How your credit score affects homeowner’s insurance

How your credit score affects homeowner’s insurance

A house purchase can be difficult for people with bad credit. If you are able to find a lender willing to lend you a mortgage, the interest rate you will get is likely higher than for someone with better credit. You could pay more for homeowners insurance.

NerdWallet’s rate analysis revealed that homeowners insurance costs would average $1,784 annually for someone with good credit. In most states, however, a person with poor credit will pay an average premium of $3142 per year, which is more than 76% higher.

Although each insurer will have its own definition of “good” or “poor credit, they are generally consistent with traditional credit scores. A good credit score is typically between 690-719. Below 630 is considered bad credit.

In California, Maryland, and Massachusetts, it is against the law to use credit to fix homeowners’, renters’, condo, and mobile home insurance rates.

How credit can affect home insurance rates

In order to assess risk, insurance companies use credit-based insurance scores since the 1990s. These scores can be used by companies to determine if they will sell you a policy or set your rates.

The credit-based insurance score works in the same way as a traditional credit score, but is weighted differently. Both score consider factors like how much debt you have, and whether you have made timely payments.

Insurers don’t use your credit history to determine your ability to pay premiums. This is unlike your mortgage lender or credit card issuer. They are trying to predict your likelihood of filing a claim. Research has shown that claim payouts are higher for those who have lower credit scores.

An increased chance of filing a claim can mean greater risk to the insurance company and higher rates for you.

Is it fair that credit history is used to determine home insurance rates?

Some consumer advocacy groups have voiced their disapproval of the use credit to set insurance rates. These organizations argue that this practice is unfairly impacting people of color who have lower credit scores than those of white people.

This racial gap has been made worse by the COVID-19 pandemic. According to a Harvard University study, minorities were more likely to lose their income or to have difficulty paying mortgage payments during the COVID-19 pandemic.

Some state insurance commissioners have taken steps to reduce the impact of credit on pricing in order to lessen the financial impact of the pandemic.
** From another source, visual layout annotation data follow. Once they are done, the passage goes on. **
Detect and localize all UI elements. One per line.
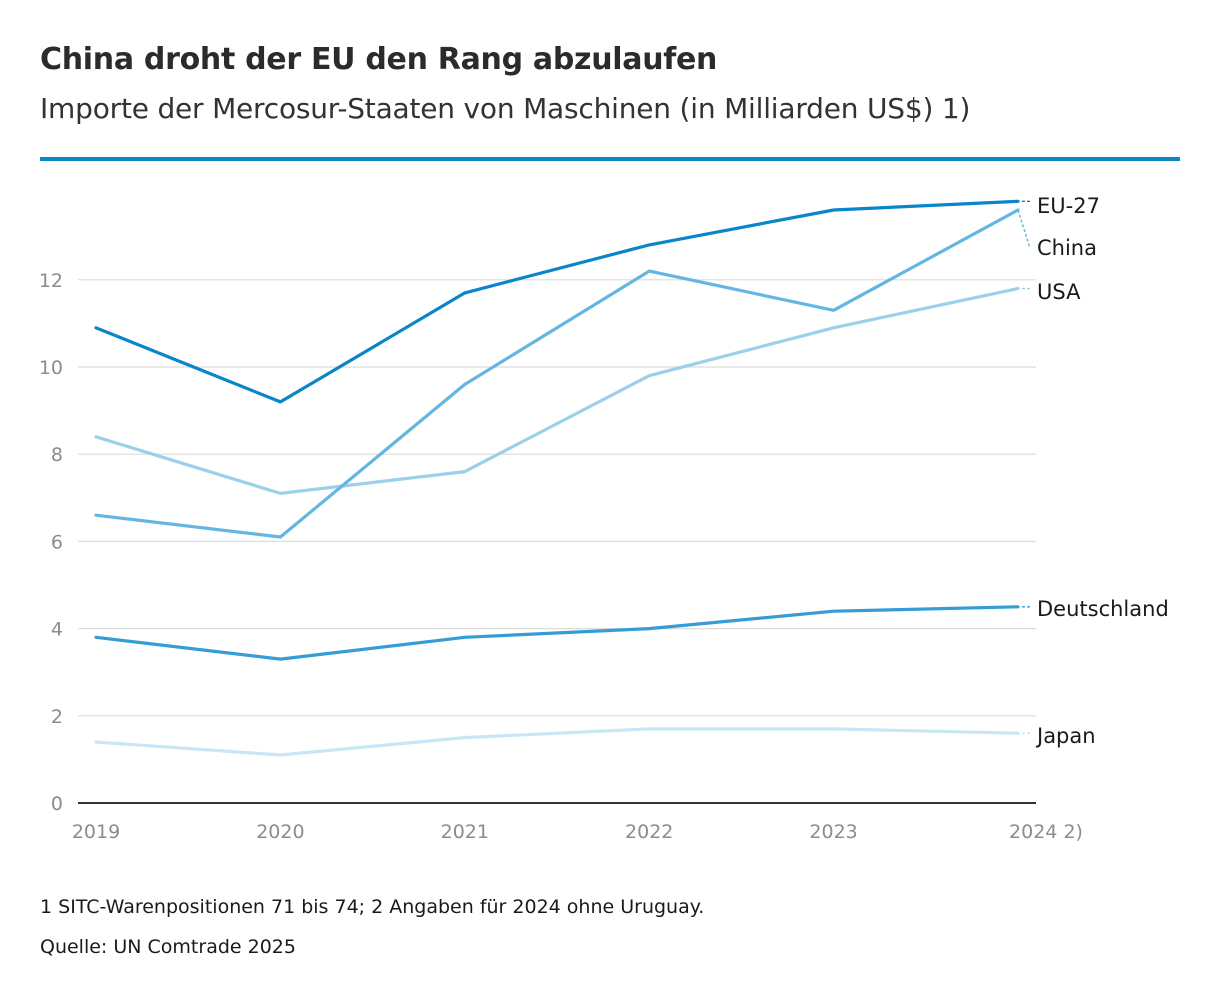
series-line-deutschland [94, 605, 1020, 661]
series-line-eu-27 [94, 199, 1020, 404]
series-line-japan [94, 727, 1020, 757]
chart-title: China droht der EU den Rang abzulaufen [40, 42, 718, 77]
footnote: 1 SITC-Warenpositionen 71 bis 74; 2 Anga… [40, 896, 705, 918]
series-lines [94, 199, 1020, 757]
x-axis-ticks: 2019 2020 2021 2022 2023 2024 2) [72, 821, 1083, 843]
chart-subtitle: Importe der Mercosur-Staaten von Maschin… [40, 92, 971, 125]
y-tick-label-8: 8 [51, 444, 63, 466]
y-tick-label-6: 6 [51, 531, 63, 553]
series-line-china [94, 208, 1020, 539]
series-label-japan: Japan [1035, 724, 1096, 748]
series-labels: Japan Deutschland USA China EU-27 [1017, 194, 1169, 748]
series-label-eu-27: EU-27 [1037, 194, 1100, 218]
label-leader-china [1017, 209, 1031, 249]
series-line-usa [94, 286, 1020, 495]
y-tick-label-4: 4 [51, 619, 63, 641]
x-tick-label-2024: 2024 2) [1009, 821, 1083, 843]
x-tick-label-2020: 2020 [256, 821, 304, 843]
x-tick-label-2019: 2019 [72, 821, 120, 843]
source-note: Quelle: UN Comtrade 2025 [40, 936, 296, 958]
y-tick-label-10: 10 [39, 357, 63, 379]
x-tick-label-2022: 2022 [625, 821, 673, 843]
grid-lines [78, 279, 1036, 804]
x-tick-label-2023: 2023 [809, 821, 857, 843]
y-tick-label-2: 2 [51, 706, 63, 728]
y-axis-ticks: 0 2 4 6 8 10 12 [39, 270, 63, 815]
y-tick-label-12: 12 [39, 270, 63, 292]
title-rule [40, 157, 1180, 161]
series-label-china: China [1037, 236, 1097, 260]
series-label-usa: USA [1037, 280, 1081, 304]
y-tick-label-0: 0 [51, 793, 63, 815]
series-label-deutschland: Deutschland [1037, 597, 1169, 621]
x-tick-label-2021: 2021 [441, 821, 489, 843]
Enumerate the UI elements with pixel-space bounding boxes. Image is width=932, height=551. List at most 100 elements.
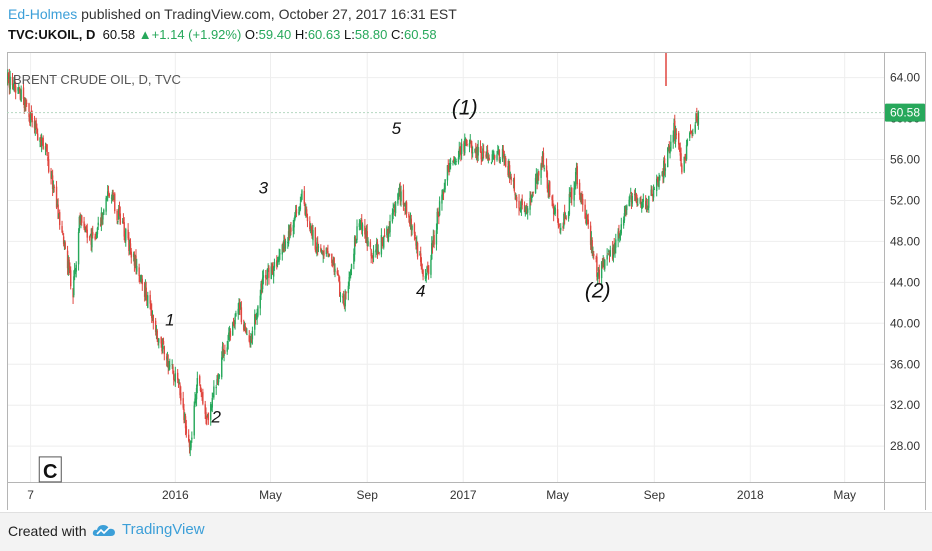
tradingview-brand[interactable]: TradingView (122, 521, 205, 538)
candle-body (102, 212, 104, 220)
candle-body (480, 151, 482, 160)
wave-label: 3 (259, 178, 269, 197)
candle-body (251, 330, 254, 340)
candle-body (486, 149, 489, 158)
candle-body (249, 341, 251, 345)
candle-body (508, 165, 511, 179)
candle-body (620, 224, 622, 234)
chart-svg[interactable]: 28.00 32.00 36.00 40.00 44.00 48.00 52.00 56.00… (6, 52, 926, 511)
candle-body (138, 267, 140, 277)
candle-body (486, 152, 488, 155)
candle-body (579, 194, 582, 201)
candle-body (110, 197, 113, 199)
candle-body (453, 162, 456, 164)
candle-body (62, 233, 64, 235)
ohlc-line: TVC:UKOIL, D 60.58 ▲+1.14 (+1.92%) O:59.… (8, 27, 437, 42)
candle-body (481, 159, 483, 161)
candle-body (29, 117, 31, 123)
candle-body (697, 112, 700, 125)
wave-label: 1 (165, 310, 174, 329)
candle-body (488, 157, 490, 161)
candle-body (309, 221, 311, 230)
candle-body (25, 102, 28, 104)
candle-body (7, 73, 10, 77)
candle-body (190, 441, 192, 448)
candle-body (243, 324, 246, 329)
candle-body (235, 312, 237, 317)
candle-body (199, 384, 202, 391)
candle-body (326, 249, 328, 252)
candle-body (420, 253, 422, 263)
candle-body (569, 196, 571, 198)
candle-body (424, 275, 427, 279)
candle-body (284, 241, 287, 249)
candle-body (185, 425, 188, 434)
time-axis[interactable]: 7 2016 May Sep 2017 May Sep 2018 May (27, 488, 856, 502)
candle-body (618, 230, 620, 237)
candle-body (18, 90, 21, 92)
candle-body (36, 127, 38, 134)
candle-body (375, 242, 378, 251)
candle-body (695, 112, 697, 123)
candle-body (311, 226, 313, 239)
price-tick-label: 36.00 (890, 357, 920, 371)
tradingview-link[interactable]: TradingView (92, 521, 205, 538)
candle-body (514, 192, 516, 196)
candle-body (548, 182, 550, 194)
candle-body (99, 224, 102, 227)
candle-body (14, 86, 17, 93)
candle-body (523, 205, 526, 213)
candle-body (28, 103, 30, 118)
price-chart[interactable]: 28.00 32.00 36.00 40.00 44.00 48.00 52.00 56.00… (6, 52, 926, 511)
candle-body (409, 218, 412, 223)
candle-body (141, 278, 143, 285)
candle-body (534, 177, 537, 194)
candle-body (353, 253, 355, 264)
candle-body (471, 144, 473, 154)
candle-body (405, 202, 408, 214)
candle-body (661, 171, 663, 177)
candle-body (166, 358, 169, 361)
candle-body (635, 193, 637, 197)
candle-body (195, 398, 197, 400)
candle-body (344, 290, 346, 307)
candle-body (25, 103, 27, 106)
candle-body (150, 304, 152, 310)
symbol-label[interactable]: TVC:UKOIL, D (8, 27, 96, 42)
author-link[interactable]: Ed-Holmes (8, 6, 78, 22)
candle-body (22, 87, 25, 99)
candle-body (582, 198, 584, 205)
candle-body (35, 120, 37, 129)
candle-body (547, 189, 549, 192)
price-axis[interactable]: 28.00 32.00 36.00 40.00 44.00 48.00 52.00 56.00… (890, 71, 920, 454)
candle-body (634, 192, 637, 196)
candle-body (78, 216, 81, 231)
candle-body (518, 200, 520, 209)
candle-body (53, 186, 55, 188)
candle-body (465, 139, 468, 144)
candle-body (432, 236, 435, 245)
candle-body (334, 268, 336, 272)
candle-body (23, 97, 26, 109)
candle-body (696, 110, 698, 122)
candle-body (325, 247, 328, 254)
candle-body (589, 225, 592, 245)
candle-body (101, 213, 103, 222)
last-price-tag (885, 103, 925, 122)
candle-body (685, 145, 688, 160)
candle-body (641, 204, 644, 207)
candle-body (372, 250, 375, 258)
candle-body (129, 245, 131, 251)
candle-body (453, 159, 455, 161)
price-change: +1.14 (+1.92%) (151, 27, 242, 42)
candle-body (477, 147, 479, 156)
candle-body (578, 182, 581, 195)
candle-body (96, 227, 99, 235)
candle-body (14, 80, 16, 88)
candle-body (510, 176, 512, 181)
candle-body (603, 261, 605, 268)
candle-body (650, 189, 652, 196)
candle-body (239, 308, 242, 310)
candle-body (212, 395, 214, 397)
candle-body (317, 246, 320, 248)
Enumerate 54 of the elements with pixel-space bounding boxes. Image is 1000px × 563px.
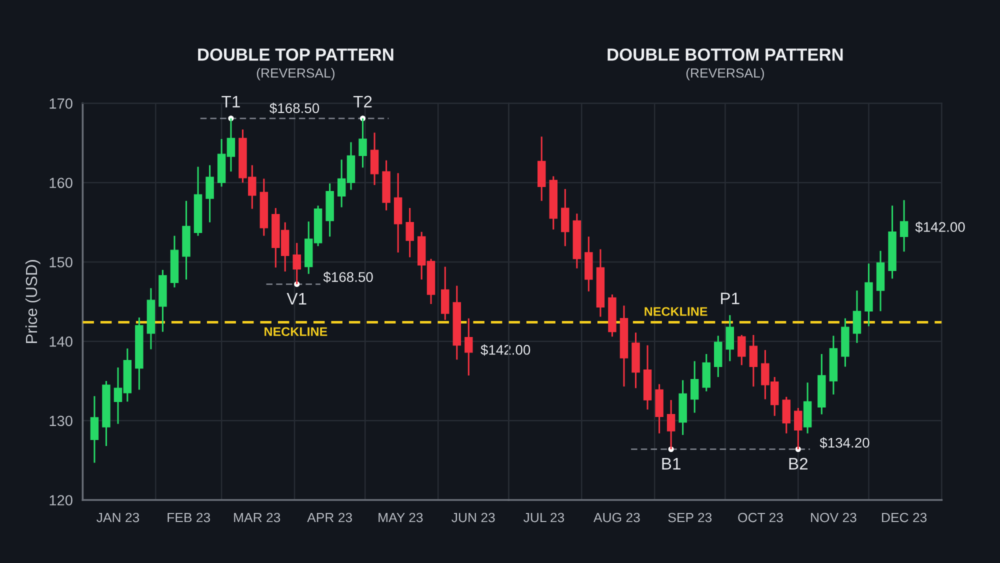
x-tick-label: MAR 23 [234, 512, 280, 522]
x-tick-label: JUN 23 [452, 512, 495, 522]
x-tick-label: NOV 23 [811, 512, 856, 522]
candlestick [358, 118, 367, 168]
annotation: $168.50 [323, 272, 373, 283]
chart-subtitle: (REVERSAL) [256, 68, 334, 80]
x-tick-label: MAY 23 [378, 512, 423, 522]
candlestick [749, 334, 758, 388]
annotation: T1 [222, 96, 240, 108]
candlestick [900, 199, 908, 252]
annotation: P1 [721, 292, 740, 304]
annotation: B1 [662, 458, 680, 470]
annotation: $134.20 [820, 437, 870, 448]
ref-line-label: NECKLINE [644, 307, 708, 316]
annotation: $142.00 [915, 222, 965, 233]
x-tick-label: FEB 23 [168, 512, 210, 522]
x-tick-label: DEC 23 [882, 512, 927, 522]
x-tick-label: SEP 23 [668, 512, 712, 522]
candlestick [782, 396, 790, 434]
candlestick [561, 188, 570, 247]
chart-title: DOUBLE TOP PATTERN [198, 48, 394, 61]
candlestick [666, 399, 676, 450]
candlestick [206, 164, 214, 224]
x-tick-label: AUG 23 [593, 512, 640, 522]
annotation: $168.50 [270, 102, 320, 114]
candlestick [690, 360, 699, 414]
y-tick-label: 170 [50, 98, 72, 109]
y-tick-label: 150 [50, 257, 72, 268]
x-tick-label: APR 23 [307, 512, 352, 522]
ref-line-label: NECKLINE [264, 327, 328, 336]
y-axis-title: Price (USD) [25, 260, 40, 343]
x-tick-label: JAN 23 [96, 512, 140, 522]
annotation: T2 [353, 96, 372, 108]
x-tick-label: JUL 23 [524, 512, 564, 522]
candlestick [370, 132, 379, 186]
candlestick [406, 207, 414, 258]
chart-title: DOUBLE BOTTOM PATTERN [608, 48, 843, 61]
y-tick-label: 130 [50, 416, 72, 426]
annotation: $142.00 [480, 344, 530, 356]
chart-subtitle: (REVERSAL) [686, 68, 764, 80]
candlestick [794, 407, 802, 450]
y-tick-label: 120 [50, 495, 72, 506]
candlestick [441, 266, 450, 321]
candlestick [852, 290, 862, 344]
candlestick [90, 395, 99, 464]
candlestick [292, 242, 301, 285]
candlestick [464, 318, 473, 376]
candlestick [726, 314, 734, 362]
annotation: B2 [789, 458, 808, 470]
annotation: V1 [286, 293, 306, 304]
candlestick [738, 334, 746, 366]
x-tick-label: OCT 23 [738, 512, 783, 522]
y-tick-label: 140 [50, 336, 72, 347]
y-tick-label: 160 [50, 178, 72, 188]
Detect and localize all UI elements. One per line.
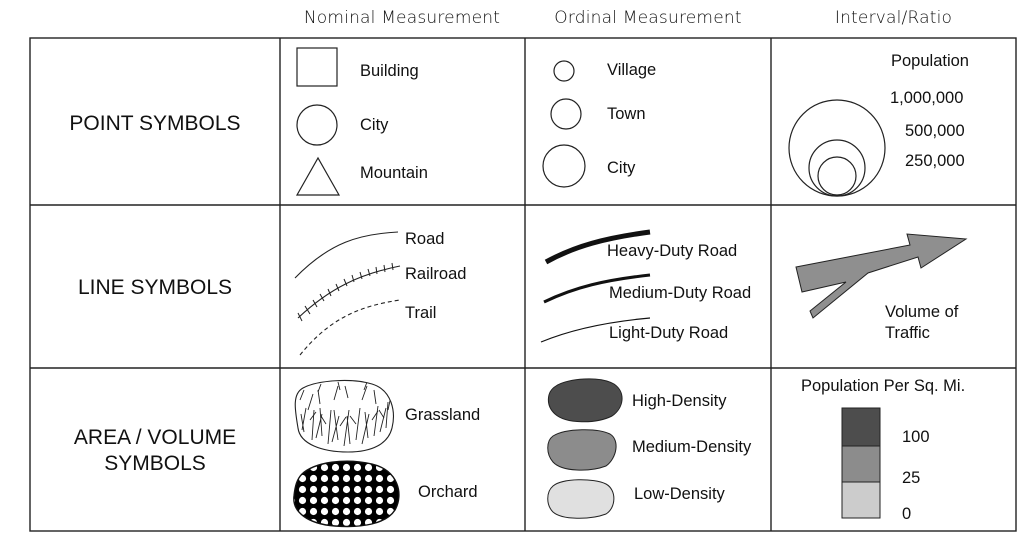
orchard-area-icon — [293, 460, 400, 528]
railroad-line — [297, 265, 401, 319]
row-label-point-symbols: POINT SYMBOLS — [69, 112, 241, 135]
row-label-area-volume: AREA / VOLUME — [73, 426, 237, 449]
label-orchard: Orchard — [418, 483, 478, 501]
header-ordinal: Ordinal Measurement — [554, 8, 742, 28]
label-road: Road — [405, 230, 445, 248]
label-light-duty-road: Light-Duty Road — [609, 324, 729, 342]
medium-density-area-icon — [547, 429, 617, 471]
header-nominal: Nominal Measurement — [303, 8, 501, 28]
label-1000000: 1,000,000 — [890, 89, 964, 107]
label-medium-duty-road: Medium-Duty Road — [609, 284, 752, 302]
grassland-area-icon — [294, 380, 394, 453]
label-population-per-sq-mi: Population Per Sq. Mi. — [801, 377, 966, 395]
heavy-duty-road-line — [544, 229, 651, 265]
label-heavy-duty-road: Heavy-Duty Road — [607, 242, 738, 260]
table-grid — [29, 37, 1017, 532]
header-interval: Interval/Ratio — [834, 8, 953, 28]
road-line — [294, 231, 399, 279]
building-square-icon — [296, 47, 338, 87]
label-500000: 500,000 — [905, 122, 965, 140]
label-high-density: High-Density — [632, 392, 727, 410]
label-scale-100: 100 — [902, 428, 930, 446]
low-density-area-icon — [547, 479, 615, 519]
village-circle-icon — [553, 60, 575, 82]
label-scale-0: 0 — [902, 505, 912, 523]
high-density-area-icon — [547, 378, 623, 423]
city-circle-icon — [296, 104, 338, 146]
label-trail: Trail — [405, 304, 437, 322]
label-town: Town — [607, 105, 646, 123]
label-mountain: Mountain — [360, 164, 428, 182]
traffic-flow-arrow-icon — [795, 233, 968, 319]
label-city: City — [360, 116, 389, 134]
label-scale-25: 25 — [902, 469, 921, 487]
label-railroad: Railroad — [405, 265, 467, 283]
label-grassland: Grassland — [405, 406, 481, 424]
light-duty-road-line — [540, 317, 651, 343]
trail-line — [299, 299, 401, 356]
mountain-triangle-icon — [295, 156, 341, 196]
label-low-density: Low-Density — [634, 485, 725, 503]
label-population: Population — [891, 52, 969, 70]
label-medium-density: Medium-Density — [632, 438, 752, 456]
label-village: Village — [607, 61, 657, 79]
railroad-ties — [297, 262, 394, 322]
label-traffic: Traffic — [885, 324, 930, 342]
row-label-area-symbols: SYMBOLS — [104, 452, 206, 475]
medium-duty-road-line — [543, 273, 651, 304]
label-ordinal-city: City — [607, 159, 636, 177]
population-density-scale — [841, 407, 881, 519]
proportional-circles — [788, 99, 886, 197]
ordinal-city-circle-icon — [542, 144, 586, 188]
label-250000: 250,000 — [905, 152, 965, 170]
row-label-line-symbols: LINE SYMBOLS — [77, 276, 233, 299]
label-building: Building — [360, 62, 419, 80]
label-volume-of: Volume of — [885, 303, 959, 321]
town-circle-icon — [550, 98, 582, 130]
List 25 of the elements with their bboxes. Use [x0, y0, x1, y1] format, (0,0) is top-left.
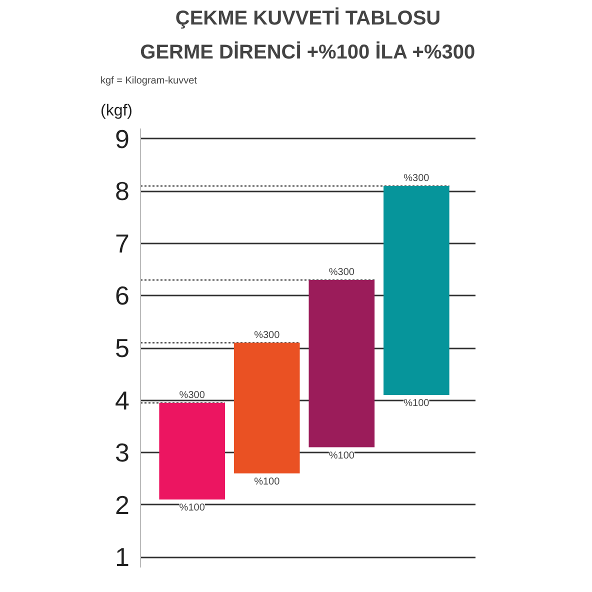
- y-tick-label: 7: [115, 228, 130, 258]
- y-tick-label: 9: [115, 124, 130, 154]
- annotation: %100: [404, 398, 430, 410]
- bar: [234, 342, 300, 474]
- y-tick-label: 8: [115, 176, 130, 206]
- y-tick-label: 4: [115, 385, 130, 416]
- annotation: %100: [179, 502, 206, 514]
- chart-subtitle: GERME DİRENCİ +%100 İLA +%300: [140, 40, 476, 64]
- y-tick-label: 2: [115, 490, 130, 520]
- bar: [159, 402, 225, 500]
- annotation: %300: [328, 267, 355, 278]
- y-tick-label: 5: [115, 333, 130, 363]
- y-tick-label: 1: [115, 542, 130, 572]
- bar: [384, 186, 450, 396]
- y-axis-title: (kgf): [100, 102, 132, 120]
- y-tick-label: 3: [115, 438, 130, 468]
- annotation: %100: [254, 476, 280, 488]
- annotation: %300: [254, 330, 280, 341]
- chart-title: ÇEKME KUVVETİ TABLOSU: [175, 6, 441, 30]
- annotation: %300: [179, 390, 206, 401]
- y-tick-label: 6: [115, 280, 130, 311]
- annotation: %100: [328, 450, 355, 462]
- annotation: %300: [404, 172, 430, 184]
- bar: [308, 280, 375, 448]
- text: kgf = Kilogram-kuvvet: [100, 76, 198, 86]
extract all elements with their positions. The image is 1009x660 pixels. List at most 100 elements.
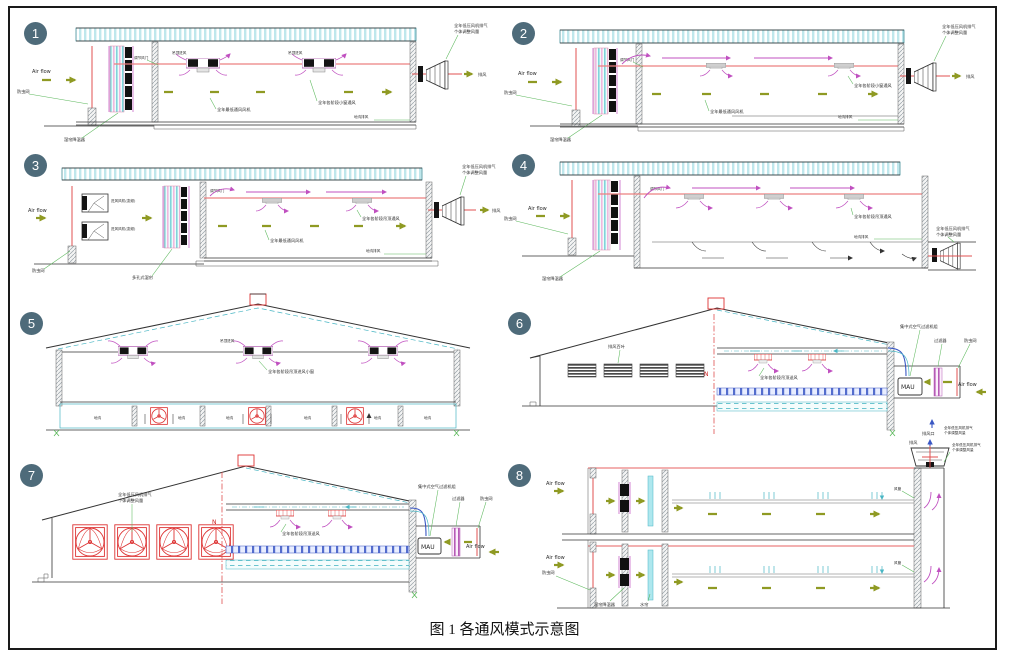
duct-label-1: 风管 [894,486,902,491]
inlet-fan-1 [81,193,109,213]
diffuser-1 [255,198,288,211]
story-2: Air flow 防虫网 风管 [542,540,939,609]
panel-1-number-badge: 1 [24,22,47,45]
exhaust-label: 排风 [478,71,487,78]
pit-band [716,401,888,412]
louver-label: 排风百叶 [608,343,626,350]
diffuser-3 [835,194,872,208]
exhaust-note-1: 全年低压风机排气 [952,442,981,447]
panel-8: 8 排风 全年低压风机排气 个体调整风量 Air flow [502,438,990,610]
exhaust-fan [906,62,937,92]
water-curtain-label: 水帘 [640,601,648,608]
diffuser-2 [345,198,378,211]
insect-screen-label: 防虫网 [480,495,493,502]
airflow-label-1: Air flow [546,481,565,487]
exhaust-note-1: 全年低压风机排气 [942,23,976,30]
diffuser-1 [675,194,712,208]
exhaust-note-2: 个体调整风量 [118,497,143,504]
airflow-label: Air flow [28,208,47,214]
cooling-pad [108,45,134,113]
diagram-2-svg: Air flow 防虫网 湿帘降温器 调节风门 [504,23,976,143]
damper-label: 调节风门 [650,186,665,191]
min-vent-label: 全年最低通风风机 [217,106,251,113]
airflow-label: Air flow [958,382,977,388]
stage-ceiling-label: 全年各阶段吊顶通风 [362,215,401,222]
diagram-grid: 1 Air flow 防虫网 湿帘降温器 调节风门 [14,14,991,610]
pit-exhaust-label: 地沟排风 [854,234,869,239]
ceiling-supply-label: 全年各阶段吊顶送风 [760,374,799,381]
diagram-3-svg: Air flow 防虫网 进风风机(变频) 进风风机(变频) [28,163,501,281]
panel-5-number-badge: 5 [20,312,43,335]
pit-label-3: 地沟 [226,415,234,420]
stage-ceiling-label: 全年各阶段吊顶通风 [854,213,893,220]
exhaust-note-1: 全年低压风机排气 [454,22,488,29]
panel-5: 5 吊顶进风 全年各阶段吊顶进风 [14,286,502,438]
pit-label-5: 地沟 [374,415,382,420]
pit-fan-2 [248,407,266,425]
pier [87,107,97,126]
pit-label-1: 地沟 [94,415,102,420]
ceiling-inlet-1 [175,54,230,76]
panel-6: 6 排风百叶 N [502,286,990,438]
airflow-label-2: Air flow [546,555,565,561]
exhaust-note-2: 个体调整风量 [454,28,479,35]
inlet-fan-2 [81,221,109,241]
story-1: Air flow 风管 [546,467,939,535]
exhaust-note-1: 全年低压风机排气 [118,491,152,498]
cooling-pad [592,47,618,115]
red-diffuser-1 [269,510,300,527]
exhaust-outlet-label: 排风口 [922,430,935,437]
stage-window-label: 全年各阶段小窗通风 [854,82,893,89]
diffuser-2 [755,194,792,208]
airflow-label: Air flow [466,544,485,550]
slatted-floor [225,545,410,554]
roof-hatch [75,27,417,42]
insect-screen-label: 防虫网 [17,88,30,95]
diagram-8-svg: 排风 全年低压风机排气 个体调整风量 Air flow [542,439,981,609]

In Nevada, for example, an insurer cannot raise your premium or deny coverage if you have a credit score that has changed after March 1, 2020.

The Washington insurance commissioner tried to put a three-year moratorium in place on the use of credit information to determine rates for homeowners, renters, and auto insurance. A judge later overturned the ban.

How to get homeowners insurance at a lower price

Compare rates. You can compare rates from different companies to get more affordable insurance. Online homeowners insurance quotes are available. You can also ask an agent to shop around for you. To ensure fair comparison, double-check that all quotes have similar coverage amounts.

Credit repair is a good idea. Long-term, improving credit can help you save hundreds of dollars per year on homeowners insurance. It can be beneficial to pay your bills on time, and use less of your credit. Find out how to restore your credit.

Ask about discounts. Ask your agent or insurer about home insurance discounts. You can save money by bundling multiple policies, such as homeowners and auto, or having protective devices like smoke detectors or burglar alarms.